JAKARTA, KOMPAS.com - Dengan terbata, IS mengaku kesulitan secara ekonomi hingga akhirnya terdorong melakukan pekerjaan yang mengantarnya ke jeruji besi.
IS ditangkap di perairan Selat Malaka, Riau, pada 7 September 2019, dengan tuduhan sebagai kurir narkoba. Menurut aparat kepolisian, ia berperan membawa narkotika dari Malaysia ke Indonesia.
"Karena kesusahan, karena kemiskinan, saya diajak kawan ini mengikuti perjalanan ini," kata IS di Gedung Bareskrim Polri, Jakarta Selatan, Jumat (20/9/2019).
Sehari-hari, ia mengaku bekerja secara serabutan. IS akan melaut ketika ada tawaran. Sekali melaut, ia dapat meraup upah sebesar Rp 100.000 per harinya.

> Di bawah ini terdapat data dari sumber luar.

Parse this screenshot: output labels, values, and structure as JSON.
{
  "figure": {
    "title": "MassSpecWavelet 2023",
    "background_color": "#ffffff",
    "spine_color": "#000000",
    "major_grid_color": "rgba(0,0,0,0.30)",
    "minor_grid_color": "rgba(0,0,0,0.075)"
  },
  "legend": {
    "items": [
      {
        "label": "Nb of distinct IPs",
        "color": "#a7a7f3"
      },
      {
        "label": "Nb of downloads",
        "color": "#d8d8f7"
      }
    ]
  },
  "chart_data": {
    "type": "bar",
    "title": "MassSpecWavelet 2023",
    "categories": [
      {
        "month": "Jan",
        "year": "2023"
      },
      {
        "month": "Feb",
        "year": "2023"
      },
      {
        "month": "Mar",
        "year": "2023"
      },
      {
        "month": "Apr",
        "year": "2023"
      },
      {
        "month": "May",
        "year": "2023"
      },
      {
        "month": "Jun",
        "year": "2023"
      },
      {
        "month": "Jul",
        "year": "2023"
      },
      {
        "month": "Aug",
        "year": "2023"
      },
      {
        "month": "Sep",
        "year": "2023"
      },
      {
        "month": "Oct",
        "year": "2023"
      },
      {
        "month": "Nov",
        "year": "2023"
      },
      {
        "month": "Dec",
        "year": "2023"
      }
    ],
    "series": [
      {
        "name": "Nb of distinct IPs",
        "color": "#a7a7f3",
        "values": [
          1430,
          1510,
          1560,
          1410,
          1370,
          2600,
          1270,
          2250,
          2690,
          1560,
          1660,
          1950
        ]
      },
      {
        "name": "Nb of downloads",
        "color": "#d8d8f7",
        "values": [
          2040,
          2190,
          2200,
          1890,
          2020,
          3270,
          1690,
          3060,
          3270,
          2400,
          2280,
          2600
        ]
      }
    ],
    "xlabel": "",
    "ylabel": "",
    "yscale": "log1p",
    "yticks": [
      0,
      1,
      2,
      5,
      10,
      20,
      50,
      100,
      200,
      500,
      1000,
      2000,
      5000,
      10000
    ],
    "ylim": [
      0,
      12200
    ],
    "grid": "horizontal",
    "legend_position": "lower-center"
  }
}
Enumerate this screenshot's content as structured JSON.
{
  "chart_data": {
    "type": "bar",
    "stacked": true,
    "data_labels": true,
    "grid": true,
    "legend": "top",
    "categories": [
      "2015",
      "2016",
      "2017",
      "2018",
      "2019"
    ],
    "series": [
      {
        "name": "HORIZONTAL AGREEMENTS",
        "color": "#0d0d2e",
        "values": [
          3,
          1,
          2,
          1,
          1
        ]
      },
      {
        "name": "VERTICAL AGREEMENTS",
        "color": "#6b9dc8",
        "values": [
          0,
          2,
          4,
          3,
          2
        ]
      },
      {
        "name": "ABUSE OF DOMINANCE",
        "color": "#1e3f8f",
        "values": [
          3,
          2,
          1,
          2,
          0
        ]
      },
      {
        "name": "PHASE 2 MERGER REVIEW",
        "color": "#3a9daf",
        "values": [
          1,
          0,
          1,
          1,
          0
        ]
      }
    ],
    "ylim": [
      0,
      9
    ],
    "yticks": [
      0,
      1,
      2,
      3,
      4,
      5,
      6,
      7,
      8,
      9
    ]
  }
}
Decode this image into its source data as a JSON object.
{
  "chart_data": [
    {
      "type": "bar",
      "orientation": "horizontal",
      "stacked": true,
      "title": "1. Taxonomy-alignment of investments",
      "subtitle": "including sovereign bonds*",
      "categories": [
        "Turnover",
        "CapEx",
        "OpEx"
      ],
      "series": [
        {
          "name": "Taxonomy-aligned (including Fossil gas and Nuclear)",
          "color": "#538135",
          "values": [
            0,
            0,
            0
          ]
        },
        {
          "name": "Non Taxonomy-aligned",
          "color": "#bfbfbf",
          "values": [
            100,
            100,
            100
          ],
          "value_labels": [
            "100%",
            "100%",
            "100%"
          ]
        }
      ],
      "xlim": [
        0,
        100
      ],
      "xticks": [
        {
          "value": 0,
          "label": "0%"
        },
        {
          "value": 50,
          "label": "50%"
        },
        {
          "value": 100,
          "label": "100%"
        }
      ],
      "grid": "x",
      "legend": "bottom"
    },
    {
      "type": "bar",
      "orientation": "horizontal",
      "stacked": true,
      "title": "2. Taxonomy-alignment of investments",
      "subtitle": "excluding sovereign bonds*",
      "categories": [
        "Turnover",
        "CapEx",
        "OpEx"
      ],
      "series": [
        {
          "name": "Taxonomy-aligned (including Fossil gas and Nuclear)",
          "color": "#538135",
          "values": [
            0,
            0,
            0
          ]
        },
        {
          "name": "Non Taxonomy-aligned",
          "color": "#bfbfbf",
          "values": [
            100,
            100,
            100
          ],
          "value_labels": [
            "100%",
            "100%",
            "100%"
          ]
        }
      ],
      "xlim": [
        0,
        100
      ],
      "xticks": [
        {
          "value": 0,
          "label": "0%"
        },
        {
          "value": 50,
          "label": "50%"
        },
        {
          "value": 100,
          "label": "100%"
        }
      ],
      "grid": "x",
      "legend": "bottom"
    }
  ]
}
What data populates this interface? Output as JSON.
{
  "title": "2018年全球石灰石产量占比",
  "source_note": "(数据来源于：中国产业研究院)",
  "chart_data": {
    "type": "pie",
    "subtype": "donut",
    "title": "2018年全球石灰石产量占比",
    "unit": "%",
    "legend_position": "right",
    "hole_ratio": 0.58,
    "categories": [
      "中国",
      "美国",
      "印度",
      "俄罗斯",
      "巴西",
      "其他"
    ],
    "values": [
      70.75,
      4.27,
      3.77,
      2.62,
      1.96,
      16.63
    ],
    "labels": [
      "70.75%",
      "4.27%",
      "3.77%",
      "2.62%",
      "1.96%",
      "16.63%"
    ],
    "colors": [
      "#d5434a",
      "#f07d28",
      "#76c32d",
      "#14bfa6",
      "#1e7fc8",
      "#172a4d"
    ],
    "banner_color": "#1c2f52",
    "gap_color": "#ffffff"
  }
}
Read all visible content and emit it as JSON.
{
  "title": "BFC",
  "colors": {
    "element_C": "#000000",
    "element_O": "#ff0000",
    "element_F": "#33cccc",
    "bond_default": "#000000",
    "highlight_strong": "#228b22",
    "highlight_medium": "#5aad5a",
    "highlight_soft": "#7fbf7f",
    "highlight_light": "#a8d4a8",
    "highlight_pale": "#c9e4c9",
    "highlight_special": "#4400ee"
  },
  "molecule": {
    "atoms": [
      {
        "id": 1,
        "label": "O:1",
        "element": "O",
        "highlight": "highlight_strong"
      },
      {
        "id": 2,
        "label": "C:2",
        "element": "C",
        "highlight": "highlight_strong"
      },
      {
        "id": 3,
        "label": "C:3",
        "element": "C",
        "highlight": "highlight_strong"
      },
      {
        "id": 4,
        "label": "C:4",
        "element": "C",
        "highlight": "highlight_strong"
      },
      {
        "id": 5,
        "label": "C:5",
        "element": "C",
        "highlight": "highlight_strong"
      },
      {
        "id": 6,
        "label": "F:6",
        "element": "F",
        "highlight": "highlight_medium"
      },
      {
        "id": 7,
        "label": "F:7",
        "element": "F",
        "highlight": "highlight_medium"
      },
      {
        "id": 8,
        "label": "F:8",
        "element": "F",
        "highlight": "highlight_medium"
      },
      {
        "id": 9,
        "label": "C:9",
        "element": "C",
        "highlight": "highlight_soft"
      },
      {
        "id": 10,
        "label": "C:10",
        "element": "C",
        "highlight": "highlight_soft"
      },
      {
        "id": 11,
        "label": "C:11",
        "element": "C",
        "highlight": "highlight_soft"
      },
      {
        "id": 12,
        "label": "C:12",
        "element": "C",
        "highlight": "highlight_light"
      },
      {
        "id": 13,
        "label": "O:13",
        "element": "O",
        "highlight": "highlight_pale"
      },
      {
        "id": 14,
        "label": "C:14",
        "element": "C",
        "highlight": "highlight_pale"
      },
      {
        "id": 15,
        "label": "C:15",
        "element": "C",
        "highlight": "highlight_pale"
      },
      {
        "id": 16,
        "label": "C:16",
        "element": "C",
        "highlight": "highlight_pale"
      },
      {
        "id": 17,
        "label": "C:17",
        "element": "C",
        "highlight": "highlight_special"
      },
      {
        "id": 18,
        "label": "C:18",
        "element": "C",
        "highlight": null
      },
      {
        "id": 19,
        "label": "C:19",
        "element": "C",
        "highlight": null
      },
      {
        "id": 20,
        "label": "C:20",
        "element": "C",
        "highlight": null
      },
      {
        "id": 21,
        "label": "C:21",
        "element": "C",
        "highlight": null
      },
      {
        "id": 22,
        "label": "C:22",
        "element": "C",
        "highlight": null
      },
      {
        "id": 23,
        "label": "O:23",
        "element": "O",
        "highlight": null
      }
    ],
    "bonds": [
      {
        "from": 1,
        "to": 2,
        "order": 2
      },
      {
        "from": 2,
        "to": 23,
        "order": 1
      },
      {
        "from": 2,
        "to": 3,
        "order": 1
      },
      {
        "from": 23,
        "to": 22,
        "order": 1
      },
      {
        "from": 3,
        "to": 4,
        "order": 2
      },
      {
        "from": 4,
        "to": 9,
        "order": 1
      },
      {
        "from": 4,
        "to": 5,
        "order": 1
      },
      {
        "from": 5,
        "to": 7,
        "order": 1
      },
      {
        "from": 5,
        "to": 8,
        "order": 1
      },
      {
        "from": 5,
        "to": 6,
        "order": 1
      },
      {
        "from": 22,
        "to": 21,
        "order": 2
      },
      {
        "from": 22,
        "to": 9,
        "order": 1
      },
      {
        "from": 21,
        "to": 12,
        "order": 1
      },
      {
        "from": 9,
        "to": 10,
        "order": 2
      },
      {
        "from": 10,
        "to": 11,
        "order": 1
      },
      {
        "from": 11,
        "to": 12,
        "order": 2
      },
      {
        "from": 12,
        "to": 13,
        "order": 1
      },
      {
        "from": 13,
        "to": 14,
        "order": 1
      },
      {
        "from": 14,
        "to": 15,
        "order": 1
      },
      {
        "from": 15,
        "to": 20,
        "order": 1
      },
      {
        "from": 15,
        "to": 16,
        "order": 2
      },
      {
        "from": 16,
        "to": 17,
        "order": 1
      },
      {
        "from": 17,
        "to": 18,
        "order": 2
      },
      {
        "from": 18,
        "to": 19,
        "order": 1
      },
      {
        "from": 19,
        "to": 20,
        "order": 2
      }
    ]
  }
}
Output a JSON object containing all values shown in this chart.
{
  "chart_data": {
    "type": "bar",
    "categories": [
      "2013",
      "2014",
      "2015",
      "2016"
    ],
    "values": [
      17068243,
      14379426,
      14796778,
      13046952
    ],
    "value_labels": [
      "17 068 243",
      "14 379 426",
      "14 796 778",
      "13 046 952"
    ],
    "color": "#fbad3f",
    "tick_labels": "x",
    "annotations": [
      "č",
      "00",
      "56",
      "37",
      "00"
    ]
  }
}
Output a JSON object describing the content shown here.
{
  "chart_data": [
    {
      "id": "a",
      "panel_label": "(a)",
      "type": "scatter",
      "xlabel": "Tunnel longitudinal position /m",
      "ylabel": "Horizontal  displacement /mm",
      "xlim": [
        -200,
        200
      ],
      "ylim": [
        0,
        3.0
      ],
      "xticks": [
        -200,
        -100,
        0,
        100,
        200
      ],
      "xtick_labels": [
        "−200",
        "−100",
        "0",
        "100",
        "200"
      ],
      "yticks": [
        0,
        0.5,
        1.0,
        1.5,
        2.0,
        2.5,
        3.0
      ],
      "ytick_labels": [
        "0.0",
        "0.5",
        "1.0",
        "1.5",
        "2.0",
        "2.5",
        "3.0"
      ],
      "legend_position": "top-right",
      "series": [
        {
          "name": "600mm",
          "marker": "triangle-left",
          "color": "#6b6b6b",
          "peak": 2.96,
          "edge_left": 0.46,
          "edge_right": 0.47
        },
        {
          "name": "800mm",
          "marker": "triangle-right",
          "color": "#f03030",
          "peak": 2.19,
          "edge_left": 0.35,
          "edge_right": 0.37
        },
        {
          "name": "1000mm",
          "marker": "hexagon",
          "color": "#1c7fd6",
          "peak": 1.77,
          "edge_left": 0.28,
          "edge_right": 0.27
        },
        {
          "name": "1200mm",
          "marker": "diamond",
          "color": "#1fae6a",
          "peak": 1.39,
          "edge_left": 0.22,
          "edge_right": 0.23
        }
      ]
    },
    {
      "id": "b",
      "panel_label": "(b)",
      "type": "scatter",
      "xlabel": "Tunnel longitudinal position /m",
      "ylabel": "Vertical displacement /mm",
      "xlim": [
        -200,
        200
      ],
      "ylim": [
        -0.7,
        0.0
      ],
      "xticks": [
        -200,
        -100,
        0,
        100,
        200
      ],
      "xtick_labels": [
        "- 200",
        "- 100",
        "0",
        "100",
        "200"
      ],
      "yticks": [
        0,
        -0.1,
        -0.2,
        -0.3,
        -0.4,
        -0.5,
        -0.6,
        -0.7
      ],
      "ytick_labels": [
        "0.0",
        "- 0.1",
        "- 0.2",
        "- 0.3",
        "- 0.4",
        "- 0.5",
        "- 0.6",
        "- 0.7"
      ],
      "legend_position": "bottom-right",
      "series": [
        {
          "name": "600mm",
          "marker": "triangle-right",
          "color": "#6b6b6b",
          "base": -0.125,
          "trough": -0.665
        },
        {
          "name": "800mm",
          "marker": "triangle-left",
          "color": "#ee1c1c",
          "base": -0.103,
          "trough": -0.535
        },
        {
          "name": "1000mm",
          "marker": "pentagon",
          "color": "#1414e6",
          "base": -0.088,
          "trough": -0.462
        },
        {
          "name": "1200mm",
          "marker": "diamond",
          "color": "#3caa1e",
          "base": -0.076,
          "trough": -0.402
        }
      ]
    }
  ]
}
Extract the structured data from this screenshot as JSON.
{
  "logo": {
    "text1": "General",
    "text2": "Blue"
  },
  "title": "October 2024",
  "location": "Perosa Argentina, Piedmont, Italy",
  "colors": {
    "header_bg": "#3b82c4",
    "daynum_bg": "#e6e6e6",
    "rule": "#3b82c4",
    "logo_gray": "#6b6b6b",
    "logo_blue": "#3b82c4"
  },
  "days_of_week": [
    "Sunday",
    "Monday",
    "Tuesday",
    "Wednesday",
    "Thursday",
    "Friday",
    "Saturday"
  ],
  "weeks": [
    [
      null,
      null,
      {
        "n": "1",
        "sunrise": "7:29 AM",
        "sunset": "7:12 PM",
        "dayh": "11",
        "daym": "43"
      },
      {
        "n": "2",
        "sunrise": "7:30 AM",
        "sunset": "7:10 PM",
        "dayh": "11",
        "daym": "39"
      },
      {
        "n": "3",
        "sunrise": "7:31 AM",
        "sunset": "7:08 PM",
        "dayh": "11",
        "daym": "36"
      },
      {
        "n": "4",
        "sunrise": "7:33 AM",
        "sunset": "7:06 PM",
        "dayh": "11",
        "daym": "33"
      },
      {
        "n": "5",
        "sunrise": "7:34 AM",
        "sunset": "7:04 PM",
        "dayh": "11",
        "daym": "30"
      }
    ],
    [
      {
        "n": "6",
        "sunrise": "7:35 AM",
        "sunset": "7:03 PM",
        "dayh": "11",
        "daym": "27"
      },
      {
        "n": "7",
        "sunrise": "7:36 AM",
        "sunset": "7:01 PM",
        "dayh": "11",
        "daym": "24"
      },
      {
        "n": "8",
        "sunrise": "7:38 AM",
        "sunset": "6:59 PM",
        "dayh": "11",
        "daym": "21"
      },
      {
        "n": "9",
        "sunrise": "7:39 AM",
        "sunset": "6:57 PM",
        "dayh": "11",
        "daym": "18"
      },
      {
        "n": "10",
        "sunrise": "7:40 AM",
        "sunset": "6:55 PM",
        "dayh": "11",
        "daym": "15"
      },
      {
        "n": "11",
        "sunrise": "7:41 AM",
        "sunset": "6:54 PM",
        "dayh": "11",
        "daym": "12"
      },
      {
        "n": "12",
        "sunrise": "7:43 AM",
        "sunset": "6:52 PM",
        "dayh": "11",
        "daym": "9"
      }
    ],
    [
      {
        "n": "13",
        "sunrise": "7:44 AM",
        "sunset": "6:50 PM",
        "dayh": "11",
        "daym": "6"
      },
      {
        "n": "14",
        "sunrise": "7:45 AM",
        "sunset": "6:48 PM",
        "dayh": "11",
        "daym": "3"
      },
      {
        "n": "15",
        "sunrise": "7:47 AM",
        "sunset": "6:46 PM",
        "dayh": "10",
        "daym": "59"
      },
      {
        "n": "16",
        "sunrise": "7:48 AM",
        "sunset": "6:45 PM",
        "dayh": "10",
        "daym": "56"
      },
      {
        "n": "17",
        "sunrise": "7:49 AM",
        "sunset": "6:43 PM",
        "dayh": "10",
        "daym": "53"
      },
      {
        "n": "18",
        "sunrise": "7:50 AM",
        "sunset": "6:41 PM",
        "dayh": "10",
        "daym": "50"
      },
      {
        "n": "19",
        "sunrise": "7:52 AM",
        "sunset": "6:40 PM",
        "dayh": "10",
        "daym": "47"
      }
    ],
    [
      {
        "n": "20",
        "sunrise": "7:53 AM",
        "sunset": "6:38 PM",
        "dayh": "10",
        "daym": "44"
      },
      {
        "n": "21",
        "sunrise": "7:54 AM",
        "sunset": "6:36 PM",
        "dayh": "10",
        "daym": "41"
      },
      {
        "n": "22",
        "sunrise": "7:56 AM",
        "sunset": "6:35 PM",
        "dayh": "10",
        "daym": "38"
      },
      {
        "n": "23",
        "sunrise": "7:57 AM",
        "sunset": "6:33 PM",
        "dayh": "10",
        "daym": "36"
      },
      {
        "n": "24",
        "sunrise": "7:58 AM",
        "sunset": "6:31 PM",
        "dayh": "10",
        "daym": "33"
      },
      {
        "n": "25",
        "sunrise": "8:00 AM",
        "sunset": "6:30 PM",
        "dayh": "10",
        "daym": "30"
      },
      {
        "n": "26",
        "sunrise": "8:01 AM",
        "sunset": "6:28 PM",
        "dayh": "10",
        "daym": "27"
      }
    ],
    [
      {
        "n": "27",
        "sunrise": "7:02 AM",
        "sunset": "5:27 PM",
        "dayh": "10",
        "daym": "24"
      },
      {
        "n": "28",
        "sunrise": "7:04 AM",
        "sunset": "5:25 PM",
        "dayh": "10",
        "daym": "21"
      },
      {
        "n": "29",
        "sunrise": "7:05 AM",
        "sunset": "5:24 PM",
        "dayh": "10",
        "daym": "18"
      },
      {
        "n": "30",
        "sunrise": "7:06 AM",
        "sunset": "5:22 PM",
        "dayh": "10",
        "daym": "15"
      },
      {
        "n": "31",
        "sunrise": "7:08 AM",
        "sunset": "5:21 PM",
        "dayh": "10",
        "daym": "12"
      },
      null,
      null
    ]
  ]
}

Lalu, ia pun mendapat tawaran pekerjaan dengan modus menjual kayu tanaman bakau ke Malaysia. Namun, saat kembali, mereka membawa shabu dan ekstasi tersebut.
Berdasarkan pengakuan IS, dirinya tidak mengetahui bahwa barang yang dibawanya ke Indonesia adalah zat terlarang.
Sebagai nakhoda, dia mengaku baru pertama kali melakukan aksinya ini.
"Enggak pernah tahu kalau narkoba," tutur IS.
Baca juga: Polisi Bekuk 8 Kurir Narkoba, Barang Bukti 38 Kilogram Sabu dan 28.000 Butir Ekstasi
Pria paruh baya itu akhirnya mengambil tawaran pekerjaan tersebut karena dijanjikan upah sebesar Rp 30 juta.
Sayangnya, upah tersebut bahkan belum ia terima.
"Istilahnya belum ada bayarannya, cuma cerita. Iya (belum dibayar), (diiming-imingi) Rp 30 juta," tutur dia.
Tak berbeda jauh, tersangka AS juga mengaku tergiur dengan iming-iming upah Rp 30 juta tersebut.
AS ditangkap bersama dengan IS dan salah satu rekannya lagi yang berinisial RA.
"Memang kita khilaf, karena keadaan ekonomi juga," tutur AS di lokasi yang sama.
Sehari-hari, pria berusia 32 tahun itu juga bekerja serabutan. Pendapatannya dalam satu hari bervariasi, kadang ia mendapat Rp 20.000 atau Rp 70.000.